Obviously not listed :whistling2:

My wife found some decorative tin stars at the craft store and wanted to make them into accent lights to put outside our garage in place of the existing lantern lights. So I got some miscellaneous parts and rigged up a demo in my workshop.

They turned out pretty cool!










I got a round PVC blank, drilled a hole in it, and mounted a medium to candelabra base adapter through it. On the backside I screwed in a pre-wired rubber coated medium base screw shell which will attach to the existing jbox. Then I stuck a 7 watt night light bulb and hung the star in front of it.

It'll look cool on the garage


----------



## erics37 (May 7, 2009)

Oh and you can see my 4' high baseboard on the wall :laughing:


----------



## wendon (Sep 27, 2010)

erics37 said:


> Obviously not listed :whistling2:
> 
> My wife found some decorative tin stars at the craft store and wanted to make them into accent lights to put outside our garage in place of the existing lantern lights.

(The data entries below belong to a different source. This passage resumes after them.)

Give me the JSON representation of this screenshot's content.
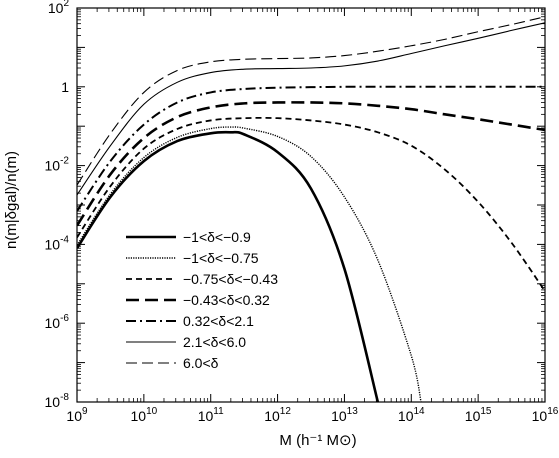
{
  "chart_data": {
    "type": "line",
    "title": "",
    "xlabel": "M (h⁻¹ M⊙)",
    "ylabel": "n(m|δgal)/n(m)",
    "xlog": true,
    "ylog": true,
    "xlim": [
      1000000000.0,
      1e+16
    ],
    "ylim": [
      1e-08,
      100
    ],
    "grid": false,
    "legend_position": "lower-left",
    "x_ticks": [
      {
        "value": 1000000000.0,
        "base": "10",
        "exp": "9"
      },
      {
        "value": 10000000000.0,
        "base": "10",
        "exp": "10"
      },
      {
        "value": 100000000000.0,
        "base": "10",
        "exp": "11"
      },
      {
        "value": 1000000000000.0,
        "base": "10",
        "exp": "12"
      },
      {
        "value": 10000000000000.0,
        "base": "10",
        "exp": "13"
      },
      {
        "value": 100000000000000.0,
        "base": "10",
        "exp": "14"
      },
      {
        "value": 1000000000000000.0,
        "base": "10",
        "exp": "15"
      },
      {
        "value": 1e+16,
        "base": "10",
        "exp": "16"
      }
    ],
    "y_ticks": [
      {
        "value": 1e-08,
        "base": "10",
        "exp": "-8"
      },
      {
        "value": 1e-06,
        "base": "10",
        "exp": "-6"
      },
      {
        "value": 0.0001,
        "base": "10",
        "exp": "-4"
      },
      {
        "value": 0.01,
        "base": "10",
        "exp": "-2"
      },
      {
        "value": 1,
        "base": "1",
        "exp": "0"
      },
      {
        "value": 100,
        "base": "10",
        "exp": "2"
      }
    ],
    "series": [
      {
        "name": "−1<δ<−0.9",
        "style": "solid-thick",
        "x": [
          1000000000.0,
          3160000000.0,
          10000000000.0,
          31600000000.0,
          100000000000.0,
          200000000000.0,
          316000000000.0,
          1000000000000.0,
          3160000000000.0,
          10000000000000.0,
          31600000000000.0
        ],
        "y": [
          8e-05,
          0.0016,
          0.013,
          0.042,
          0.066,
          0.07,
          0.062,
          0.022,
          0.0026,
          2.4e-05,
          1e-08
        ]
      },
      {
        "name": "−1<δ<−0.75",
        "style": "dotted",
        "x": [
          1000000000.0,
          3160000000.0,
          10000000000.0,
          31600000000.0,
          100000000000.0,
          200000000000.0,
          316000000000.0,
          1000000000000.0,
          3160000000000.0,
          10000000000000.0,
          31600000000000.0,
          100000000000000.0,
          140000000000000.0
        ],
        "y": [
          9.5e-05,
          0.0019,
          0.016,
          0.052,
          0.087,
          0.095,
          0.089,
          0.055,
          0.017,
          0.0016,
          4e-05,
          1.5e-07,
          1e-08
        ]
      },
      {
        "name": "−0.75<δ<−0.43",
        "style": "dashed-short",
        "x": [
          1000000000.0,
          3160000000.0,
          10000000000.0,
          31600000000.0,
          100000000000.0,
          316000000000.0,
          1000000000000.0,
          3160000000000.0,
          10000000000000.0,
          31600000000000.0,
          100000000000000.0,
          316000000000000.0,
          1000000000000000.0,
          3160000000000000.0,
          1e+16
        ],
        "y": [
          0.00015,
          0.003,
          0.027,
          0.085,
          0.14,
          0.16,
          0.16,
          0.14,
          0.11,
          0.07,
          0.032,
          0.008,
          0.0012,
          0.00011,
          6.5e-06
        ]
      },
      {
        "name": "−0.43<δ<0.32",
        "style": "dashed-long",
        "x": [
          1000000000.0,
          3160000000.0,
          10000000000.0,
          31600000000.0,
          100000000000.0,
          316000000000.0,
          1000000000000.0,
          3160000000000.0,
          10000000000000.0,
          31600000000000.0,
          100000000000000.0,
          316000000000000.0,
          1000000000000000.0,
          3160000000000000.0,
          1e+16
        ],
        "y": [
          0.0003,
          0.006,
          0.05,
          0.17,
          0.3,
          0.38,
          0.4,
          0.4,
          0.38,
          0.33,
          0.27,
          0.2,
          0.15,
          0.11,
          0.08
        ]
      },
      {
        "name": "0.32<δ<2.1",
        "style": "dashdot",
        "x": [
          1000000000.0,
          3160000000.0,
          10000000000.0,
          31600000000.0,
          100000000000.0,
          316000000000.0,
          1000000000000.0,
          3160000000000.0,
          10000000000000.0,
          31600000000000.0,
          100000000000000.0,
          1000000000000000.0,
          1e+16
        ],
        "y": [
          0.0007,
          0.013,
          0.11,
          0.4,
          0.72,
          0.88,
          0.95,
          0.98,
          1.0,
          1.0,
          1.0,
          1.0,
          1.0
        ]
      },
      {
        "name": "2.1<δ<6.0",
        "style": "solid-thin",
        "x": [
          1000000000.0,
          3160000000.0,
          10000000000.0,
          31600000000.0,
          100000000000.0,
          316000000000.0,
          1000000000000.0,
          3160000000000.0,
          10000000000000.0,
          31600000000000.0,
          100000000000000.0,
          316000000000000.0,
          1000000000000000.0,
          3160000000000000.0,
          1e+16
        ],
        "y": [
          0.0018,
          0.032,
          0.36,
          1.3,
          2.3,
          2.8,
          2.9,
          3.0,
          3.4,
          4.5,
          7,
          11,
          17,
          27,
          42
        ]
      },
      {
        "name": "6.0<δ",
        "style": "dashed-medium",
        "x": [
          1000000000.0,
          3160000000.0,
          10000000000.0,
          31600000000.0,
          100000000000.0,
          316000000000.0,
          1000000000000.0,
          3160000000000.0,
          10000000000000.0,
          31600000000000.0,
          100000000000000.0,
          316000000000000.0,
          1000000000000000.0,
          3160000000000000.0,
          1e+16
        ],
        "y": [
          0.0032,
          0.065,
          0.72,
          2.6,
          4.3,
          5.0,
          5.2,
          5.4,
          6.2,
          8,
          11,
          16,
          25,
          38,
          60
        ]
      }
    ]
  }
}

So I got some miscellaneous parts and rigged up a demo in my workshop.
> 
> ...


Eric's garage..............:whistling2::laughing::laughing:


----------



## JoeKP (Nov 16, 2009)

How bout some pics of the construction?


----------



## 99cents (Aug 20, 2012)

I like it. Too bad the UL gestapo tracked you down and are ready to baSh down your door right about....






NOW!


----------



## erics37 (May 7, 2009)

JoeKP said:


> How bout some pics of the construction?

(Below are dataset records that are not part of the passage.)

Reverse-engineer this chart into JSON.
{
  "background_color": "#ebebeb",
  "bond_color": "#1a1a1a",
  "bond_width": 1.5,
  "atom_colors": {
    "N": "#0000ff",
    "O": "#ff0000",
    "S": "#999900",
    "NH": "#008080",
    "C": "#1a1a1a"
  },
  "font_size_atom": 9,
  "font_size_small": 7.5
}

I'll take a pic of the light bulb thingamajig tomorrow.


----------



## 10492 (Jan 4, 2010)

99cents said:


> I like it. Too bad the UL gestapo tracked you down and are ready to baSh down your door right about....
> 
> NOW!


I'd get banned again if I commented on this.........my way...

With this guy (unnamed Dennis, OK?????) lurking around, I'd be careful what you folks post here. The dude is very spiteful......


UB Warned...


----------



## erics37 (May 7, 2009)

Here are the thingies I made. Nothing fancy. Screwed them together and smeared some silicone over everything.


----------



## 3xdad (Jan 25, 2011)

Those blanks say "wet location." You're good to go.:thumbsup:

Nice job. Could you have your wife hold one up so we can see it better?


----------



## erics37 (May 7, 2009)

3xdad said:


> Those blanks say "wet location." You're good to go.:thumbsup:
> 
> Nice job. Could you have your wife hold one up so we can see it better?

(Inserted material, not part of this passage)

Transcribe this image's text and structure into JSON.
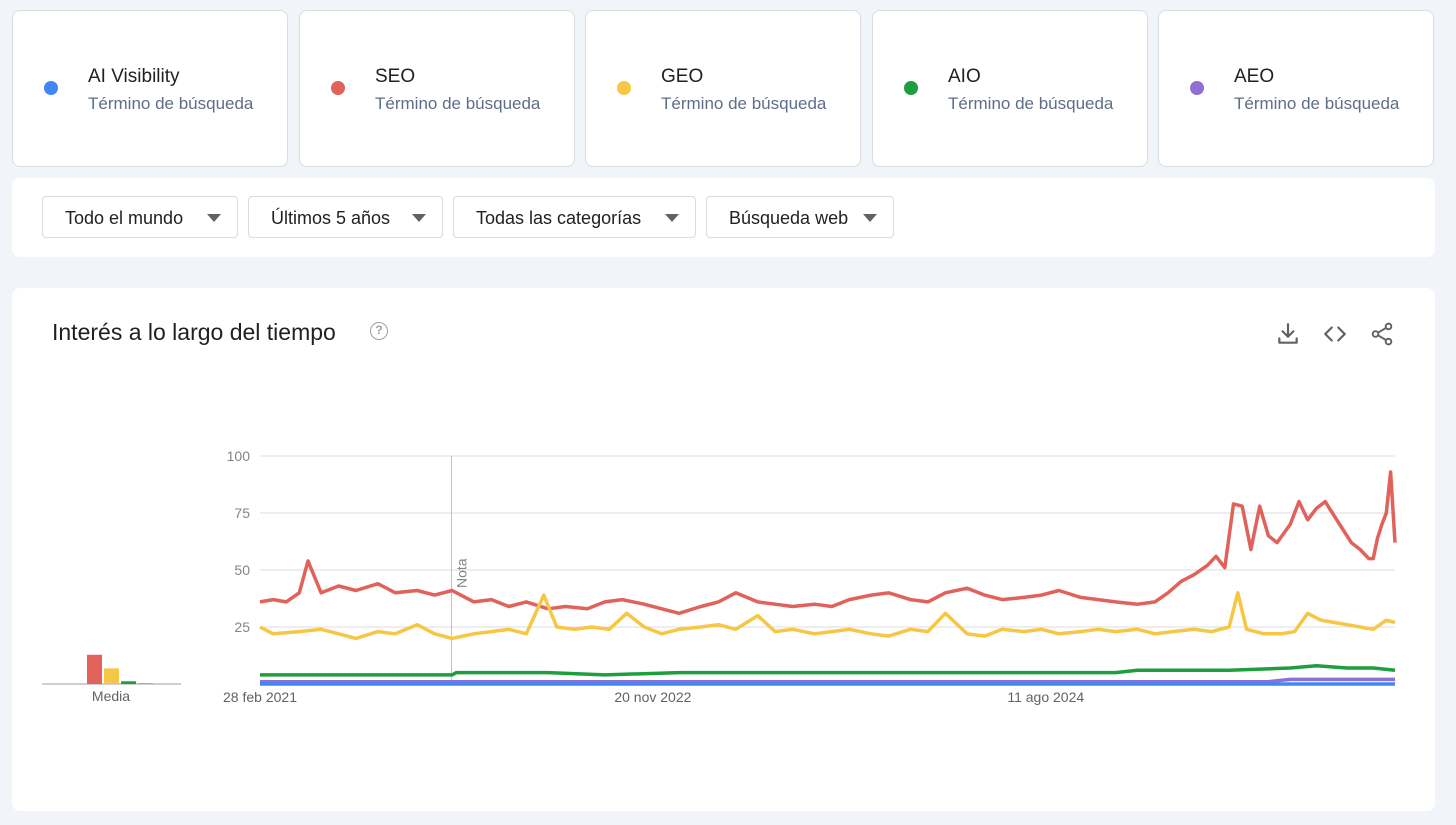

Sure. Should I have her do it topless too?


----------



## CADPoint (Jul 5, 2007)

I saw a LED single elliptical outdoor fixture, well maybe it was in my dreams.

(If I was dreaming it, I still need an single element outdoor LED)((Rudd, Cree write me when available))

I need one just like it... Same application even.

What is the design statement with hanging a star, any was? ... :thumbsup:


----------



## B4T (Feb 10, 2009)

Next time try making something more your style...

Use a one gallon pain can and install it over a keyless lfixture with a LED lamp..

Cut out this design and you will be "green and code pink" at the same time.. :laughing:


----------



## erics37 (May 7, 2009)

CADPoint said:


> I saw a LED single elliptical outdoor fixture, well maybe it was in my dreams.
> 
> (If I was dreaming it, I still need an single element outdoor LED)((Rudd, Cree write me when available))
> 
> ...


Thinking about making them into pentagrams instead, and backlighting it with a red light bulb


----------



## Mr. Spark (Feb 19, 2014)

That looks great! I've got a question about re-wiring light fixtures. If all the components are UL and CSA approved and I'm following the code section on Luminaires is there a problem? I am an electrician, I'm going to err on the side of safety. 

I ask because I know an artist who wants me to install lighting on some of her projects. I don't want to violate code yet I'm not manufacturing new fixtures so I don't think that section applies to this. Any pointers?


----------